En démocratie, les choses bloquée par la majorité, ont un chemin : l’opposition. Ce pourquoi je suis reconnaissant à Nathalie de prendre ses responsabilités et de porter en personne ce voeu au conseil de Paris avec derrière elle près de la moitié des élus, ce n’est pas rien. Quel que soit le succès de la démarche, suspendue au vote des Verts, le sujet aura avancé sans qu’il soit besoin pour une fois d’inventer une polémique excessive (les seules qu’aiment vraiment la plupart des lecteurs) §;-)

Même si je suis conscient qu’il s’agit d’opposition et pas de décision — et je dirai en un sens tant mieux car ce qui manque le plus est de reposer les bonnes questions, pas d’engager des budgets mécaniquement — je trouve très positif que la chef de l’opposition municipale se saisisse du dossier, au demeurant sans le trahir sur le fond (on peut comparer avantageusement les deux versions). Que le sujet ne soit pas pris sous l’angle de la polémique mais de l’enquête vers les habitants et de l’intérêt fin pour un micro-territoire très productif culturellement.

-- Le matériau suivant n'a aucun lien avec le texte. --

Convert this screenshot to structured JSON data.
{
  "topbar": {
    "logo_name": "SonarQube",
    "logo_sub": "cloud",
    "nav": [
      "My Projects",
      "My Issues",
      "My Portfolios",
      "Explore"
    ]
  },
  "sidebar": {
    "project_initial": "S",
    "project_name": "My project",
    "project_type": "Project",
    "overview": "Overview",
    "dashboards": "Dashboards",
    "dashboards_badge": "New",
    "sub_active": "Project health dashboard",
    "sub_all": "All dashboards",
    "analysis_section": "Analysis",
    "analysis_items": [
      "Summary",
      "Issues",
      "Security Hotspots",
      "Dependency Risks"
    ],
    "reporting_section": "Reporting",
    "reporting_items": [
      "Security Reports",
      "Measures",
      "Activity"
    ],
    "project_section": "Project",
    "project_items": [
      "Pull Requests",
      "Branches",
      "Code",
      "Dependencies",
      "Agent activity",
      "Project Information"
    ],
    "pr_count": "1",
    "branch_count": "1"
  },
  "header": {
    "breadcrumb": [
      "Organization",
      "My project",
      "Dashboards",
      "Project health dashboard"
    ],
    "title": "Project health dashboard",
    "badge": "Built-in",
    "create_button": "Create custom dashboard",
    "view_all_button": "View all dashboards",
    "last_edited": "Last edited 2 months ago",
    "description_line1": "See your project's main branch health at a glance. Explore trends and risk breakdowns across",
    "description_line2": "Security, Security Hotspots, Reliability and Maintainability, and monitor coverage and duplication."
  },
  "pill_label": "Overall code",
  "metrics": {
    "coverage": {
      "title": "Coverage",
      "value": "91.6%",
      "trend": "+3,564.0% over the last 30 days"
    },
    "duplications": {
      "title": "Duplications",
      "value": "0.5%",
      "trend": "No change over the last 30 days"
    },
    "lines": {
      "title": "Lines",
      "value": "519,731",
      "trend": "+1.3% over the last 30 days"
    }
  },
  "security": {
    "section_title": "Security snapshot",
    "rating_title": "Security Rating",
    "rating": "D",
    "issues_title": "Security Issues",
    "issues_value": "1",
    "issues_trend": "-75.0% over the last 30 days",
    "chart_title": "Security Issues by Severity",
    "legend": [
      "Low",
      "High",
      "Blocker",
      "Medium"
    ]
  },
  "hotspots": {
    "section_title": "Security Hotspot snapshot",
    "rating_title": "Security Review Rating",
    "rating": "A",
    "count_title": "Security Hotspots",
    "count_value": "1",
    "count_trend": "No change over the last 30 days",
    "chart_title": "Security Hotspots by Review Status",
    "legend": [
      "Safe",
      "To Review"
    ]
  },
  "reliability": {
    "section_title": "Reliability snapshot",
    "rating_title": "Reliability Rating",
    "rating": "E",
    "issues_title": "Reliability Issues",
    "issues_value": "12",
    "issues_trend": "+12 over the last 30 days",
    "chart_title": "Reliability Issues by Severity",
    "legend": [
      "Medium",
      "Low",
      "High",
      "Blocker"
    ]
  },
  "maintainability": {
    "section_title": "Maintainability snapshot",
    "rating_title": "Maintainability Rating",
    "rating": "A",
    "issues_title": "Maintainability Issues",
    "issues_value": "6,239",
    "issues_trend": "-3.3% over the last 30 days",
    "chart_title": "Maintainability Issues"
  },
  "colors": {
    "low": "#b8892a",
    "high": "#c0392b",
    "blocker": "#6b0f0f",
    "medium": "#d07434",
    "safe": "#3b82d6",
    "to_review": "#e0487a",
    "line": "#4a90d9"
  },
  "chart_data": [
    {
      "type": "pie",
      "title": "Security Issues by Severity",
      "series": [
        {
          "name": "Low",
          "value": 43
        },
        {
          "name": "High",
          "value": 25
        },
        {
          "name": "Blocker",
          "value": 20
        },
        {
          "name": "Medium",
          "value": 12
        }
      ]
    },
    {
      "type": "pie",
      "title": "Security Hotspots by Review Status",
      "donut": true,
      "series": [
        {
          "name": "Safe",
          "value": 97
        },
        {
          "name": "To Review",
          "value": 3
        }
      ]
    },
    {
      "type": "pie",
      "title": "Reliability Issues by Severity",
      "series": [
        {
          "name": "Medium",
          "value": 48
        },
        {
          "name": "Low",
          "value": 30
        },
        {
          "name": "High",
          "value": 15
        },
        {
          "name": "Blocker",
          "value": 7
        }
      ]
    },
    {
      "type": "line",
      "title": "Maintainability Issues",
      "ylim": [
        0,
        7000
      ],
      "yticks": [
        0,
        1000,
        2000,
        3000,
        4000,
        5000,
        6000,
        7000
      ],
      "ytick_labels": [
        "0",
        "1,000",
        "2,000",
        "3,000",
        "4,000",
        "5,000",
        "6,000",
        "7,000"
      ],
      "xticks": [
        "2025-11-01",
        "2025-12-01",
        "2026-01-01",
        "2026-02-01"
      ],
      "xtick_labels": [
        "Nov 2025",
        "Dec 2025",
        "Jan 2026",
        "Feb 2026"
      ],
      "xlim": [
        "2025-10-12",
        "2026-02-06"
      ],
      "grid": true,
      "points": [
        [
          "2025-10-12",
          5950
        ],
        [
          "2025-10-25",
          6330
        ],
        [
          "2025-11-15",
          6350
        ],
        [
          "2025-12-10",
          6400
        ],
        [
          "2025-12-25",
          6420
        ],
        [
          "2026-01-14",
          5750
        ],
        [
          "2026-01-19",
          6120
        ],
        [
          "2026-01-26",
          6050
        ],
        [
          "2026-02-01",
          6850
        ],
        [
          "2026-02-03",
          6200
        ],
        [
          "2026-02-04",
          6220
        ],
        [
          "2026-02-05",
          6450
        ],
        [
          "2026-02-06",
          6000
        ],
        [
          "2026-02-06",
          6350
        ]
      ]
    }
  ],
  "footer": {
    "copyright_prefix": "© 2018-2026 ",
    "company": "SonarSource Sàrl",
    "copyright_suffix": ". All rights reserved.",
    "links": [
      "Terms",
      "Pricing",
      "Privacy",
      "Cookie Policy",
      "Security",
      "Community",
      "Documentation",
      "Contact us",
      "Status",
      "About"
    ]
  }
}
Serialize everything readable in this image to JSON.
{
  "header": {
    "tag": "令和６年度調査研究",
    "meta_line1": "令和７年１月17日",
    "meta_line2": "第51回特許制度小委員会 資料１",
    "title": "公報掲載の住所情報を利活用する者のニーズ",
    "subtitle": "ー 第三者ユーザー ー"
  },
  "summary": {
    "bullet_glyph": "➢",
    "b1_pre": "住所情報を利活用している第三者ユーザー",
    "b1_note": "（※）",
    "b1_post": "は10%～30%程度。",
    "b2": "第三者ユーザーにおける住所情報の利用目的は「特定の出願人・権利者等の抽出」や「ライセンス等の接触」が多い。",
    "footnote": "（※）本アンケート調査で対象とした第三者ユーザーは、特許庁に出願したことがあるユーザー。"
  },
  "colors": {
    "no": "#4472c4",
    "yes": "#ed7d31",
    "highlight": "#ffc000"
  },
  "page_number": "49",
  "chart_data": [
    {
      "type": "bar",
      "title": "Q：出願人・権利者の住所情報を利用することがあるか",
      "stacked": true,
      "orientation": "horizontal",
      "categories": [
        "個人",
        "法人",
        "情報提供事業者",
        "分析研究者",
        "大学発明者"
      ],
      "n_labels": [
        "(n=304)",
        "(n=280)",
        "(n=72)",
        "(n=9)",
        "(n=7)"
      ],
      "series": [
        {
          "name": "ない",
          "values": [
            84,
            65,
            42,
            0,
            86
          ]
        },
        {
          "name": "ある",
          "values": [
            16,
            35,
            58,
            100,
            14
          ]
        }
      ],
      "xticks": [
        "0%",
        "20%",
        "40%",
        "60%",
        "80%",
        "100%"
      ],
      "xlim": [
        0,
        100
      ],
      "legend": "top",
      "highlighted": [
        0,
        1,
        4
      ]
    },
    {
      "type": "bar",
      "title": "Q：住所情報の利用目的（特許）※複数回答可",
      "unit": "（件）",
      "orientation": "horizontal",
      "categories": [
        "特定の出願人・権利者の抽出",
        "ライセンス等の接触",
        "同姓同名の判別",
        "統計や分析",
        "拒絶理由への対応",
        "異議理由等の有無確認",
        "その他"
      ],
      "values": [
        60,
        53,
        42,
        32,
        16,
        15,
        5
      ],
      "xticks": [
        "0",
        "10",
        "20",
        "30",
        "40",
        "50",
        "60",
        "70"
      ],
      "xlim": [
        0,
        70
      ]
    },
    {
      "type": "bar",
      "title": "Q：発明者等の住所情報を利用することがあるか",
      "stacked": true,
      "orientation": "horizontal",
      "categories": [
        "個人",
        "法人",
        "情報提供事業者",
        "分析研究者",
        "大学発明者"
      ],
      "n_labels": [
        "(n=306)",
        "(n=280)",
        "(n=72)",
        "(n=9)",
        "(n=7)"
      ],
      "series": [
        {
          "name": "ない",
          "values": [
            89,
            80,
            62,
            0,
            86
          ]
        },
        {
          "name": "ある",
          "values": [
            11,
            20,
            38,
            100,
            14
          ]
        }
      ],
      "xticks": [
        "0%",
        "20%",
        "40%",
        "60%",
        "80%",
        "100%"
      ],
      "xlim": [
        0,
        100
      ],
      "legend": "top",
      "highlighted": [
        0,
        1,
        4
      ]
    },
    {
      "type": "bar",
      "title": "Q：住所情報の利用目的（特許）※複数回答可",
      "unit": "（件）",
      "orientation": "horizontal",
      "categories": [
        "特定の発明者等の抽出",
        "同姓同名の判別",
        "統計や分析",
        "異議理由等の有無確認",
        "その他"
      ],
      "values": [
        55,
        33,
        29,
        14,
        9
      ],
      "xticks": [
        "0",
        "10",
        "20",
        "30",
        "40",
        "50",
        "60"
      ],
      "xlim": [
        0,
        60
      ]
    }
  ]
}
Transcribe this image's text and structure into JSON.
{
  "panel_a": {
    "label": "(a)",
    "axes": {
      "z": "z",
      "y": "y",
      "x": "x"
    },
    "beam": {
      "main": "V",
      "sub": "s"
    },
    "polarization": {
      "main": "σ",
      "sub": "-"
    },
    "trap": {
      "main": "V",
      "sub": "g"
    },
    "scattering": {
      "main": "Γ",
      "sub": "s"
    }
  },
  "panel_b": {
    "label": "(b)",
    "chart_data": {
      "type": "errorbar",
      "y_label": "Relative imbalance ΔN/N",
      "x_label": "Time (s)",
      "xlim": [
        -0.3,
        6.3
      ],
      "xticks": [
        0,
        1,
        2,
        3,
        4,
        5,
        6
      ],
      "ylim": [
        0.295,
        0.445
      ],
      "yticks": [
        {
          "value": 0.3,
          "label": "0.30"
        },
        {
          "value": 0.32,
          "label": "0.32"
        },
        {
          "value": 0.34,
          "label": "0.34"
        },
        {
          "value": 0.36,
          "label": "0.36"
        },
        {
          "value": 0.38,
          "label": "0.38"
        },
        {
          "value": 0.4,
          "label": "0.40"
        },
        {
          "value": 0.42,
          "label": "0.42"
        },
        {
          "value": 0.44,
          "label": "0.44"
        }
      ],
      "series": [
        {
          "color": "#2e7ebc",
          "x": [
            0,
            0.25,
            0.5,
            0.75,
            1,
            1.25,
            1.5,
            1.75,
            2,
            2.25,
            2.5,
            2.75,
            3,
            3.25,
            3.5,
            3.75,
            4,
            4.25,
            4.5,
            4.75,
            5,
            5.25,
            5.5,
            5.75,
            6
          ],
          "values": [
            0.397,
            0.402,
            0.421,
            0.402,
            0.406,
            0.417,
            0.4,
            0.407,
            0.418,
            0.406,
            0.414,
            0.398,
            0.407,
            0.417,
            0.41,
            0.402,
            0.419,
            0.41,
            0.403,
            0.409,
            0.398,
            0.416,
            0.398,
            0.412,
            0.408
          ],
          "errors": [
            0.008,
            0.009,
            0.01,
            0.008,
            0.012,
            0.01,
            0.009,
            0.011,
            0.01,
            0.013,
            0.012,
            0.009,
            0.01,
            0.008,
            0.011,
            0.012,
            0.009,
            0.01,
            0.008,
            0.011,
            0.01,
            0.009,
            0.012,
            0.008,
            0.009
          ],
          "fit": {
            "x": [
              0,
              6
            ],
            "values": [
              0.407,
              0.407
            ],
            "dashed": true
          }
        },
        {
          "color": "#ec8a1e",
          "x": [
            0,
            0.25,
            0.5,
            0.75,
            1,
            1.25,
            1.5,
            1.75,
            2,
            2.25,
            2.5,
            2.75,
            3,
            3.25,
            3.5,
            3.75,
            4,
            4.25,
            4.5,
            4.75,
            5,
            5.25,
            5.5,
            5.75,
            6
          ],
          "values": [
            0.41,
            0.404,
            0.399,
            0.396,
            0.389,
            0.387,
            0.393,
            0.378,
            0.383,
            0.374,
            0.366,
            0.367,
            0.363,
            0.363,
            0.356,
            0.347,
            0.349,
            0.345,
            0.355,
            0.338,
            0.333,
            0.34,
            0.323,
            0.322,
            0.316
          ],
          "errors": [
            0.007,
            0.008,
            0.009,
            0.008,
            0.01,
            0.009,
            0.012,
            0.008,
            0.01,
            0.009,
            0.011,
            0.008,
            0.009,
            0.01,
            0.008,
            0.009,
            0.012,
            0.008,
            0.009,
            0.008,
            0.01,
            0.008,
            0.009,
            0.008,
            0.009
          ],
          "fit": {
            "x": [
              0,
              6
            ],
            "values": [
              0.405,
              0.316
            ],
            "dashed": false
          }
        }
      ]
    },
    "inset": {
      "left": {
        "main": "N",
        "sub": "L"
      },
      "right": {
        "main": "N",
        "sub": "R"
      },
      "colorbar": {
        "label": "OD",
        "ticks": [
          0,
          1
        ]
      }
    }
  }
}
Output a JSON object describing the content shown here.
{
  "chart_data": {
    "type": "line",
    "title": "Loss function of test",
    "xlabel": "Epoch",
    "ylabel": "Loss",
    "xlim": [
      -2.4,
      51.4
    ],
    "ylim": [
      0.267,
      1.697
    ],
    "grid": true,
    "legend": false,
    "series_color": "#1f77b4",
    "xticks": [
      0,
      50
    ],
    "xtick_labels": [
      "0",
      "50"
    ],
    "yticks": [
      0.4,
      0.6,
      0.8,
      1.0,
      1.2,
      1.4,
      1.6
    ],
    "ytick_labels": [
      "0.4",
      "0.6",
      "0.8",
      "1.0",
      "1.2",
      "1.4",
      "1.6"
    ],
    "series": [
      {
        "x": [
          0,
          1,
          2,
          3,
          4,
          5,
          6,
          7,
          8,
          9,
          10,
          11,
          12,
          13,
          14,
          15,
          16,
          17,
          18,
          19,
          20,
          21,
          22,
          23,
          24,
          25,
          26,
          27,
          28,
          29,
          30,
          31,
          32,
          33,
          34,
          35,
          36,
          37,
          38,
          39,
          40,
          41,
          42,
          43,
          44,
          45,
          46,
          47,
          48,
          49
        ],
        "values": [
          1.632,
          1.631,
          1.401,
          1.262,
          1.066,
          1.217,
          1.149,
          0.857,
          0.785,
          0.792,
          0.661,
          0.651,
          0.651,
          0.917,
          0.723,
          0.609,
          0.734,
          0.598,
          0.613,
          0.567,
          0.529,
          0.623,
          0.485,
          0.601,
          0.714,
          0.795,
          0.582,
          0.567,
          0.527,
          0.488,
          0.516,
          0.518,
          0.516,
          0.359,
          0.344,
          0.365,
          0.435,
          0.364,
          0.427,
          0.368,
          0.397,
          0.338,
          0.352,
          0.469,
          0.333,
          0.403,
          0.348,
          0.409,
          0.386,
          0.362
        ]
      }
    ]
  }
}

Nathalie ne le fait pas que par amitié pour mon combat. Son intérêt se manifeste bien sur au sujet des politiques culturelles, mais aussi je crois une grande curiosité pour des formes culturelles qui ne sont pas celles de son cadre d’éducation a priori (ou celles que nous prêtons à son image médiatique), comme de réfléchir ensemble aux arguments de penseurs classés écolo, à gauche, voir à l’extrême-gauche.

Cela ne fait pas d’elle une fille de la Commune, pas plus de moi un futur sarkozyste, il suffit juste d’une culture de travail partagée, fondée sur le respect de l’autonomie de chacun. En l’espèce, mon côté ingérable suffit, il n’empêche pas le respect de l’autre. Personne ne lui demande d’incarner le Paris populaire, qu’elle aide à le laisser respirer suffit.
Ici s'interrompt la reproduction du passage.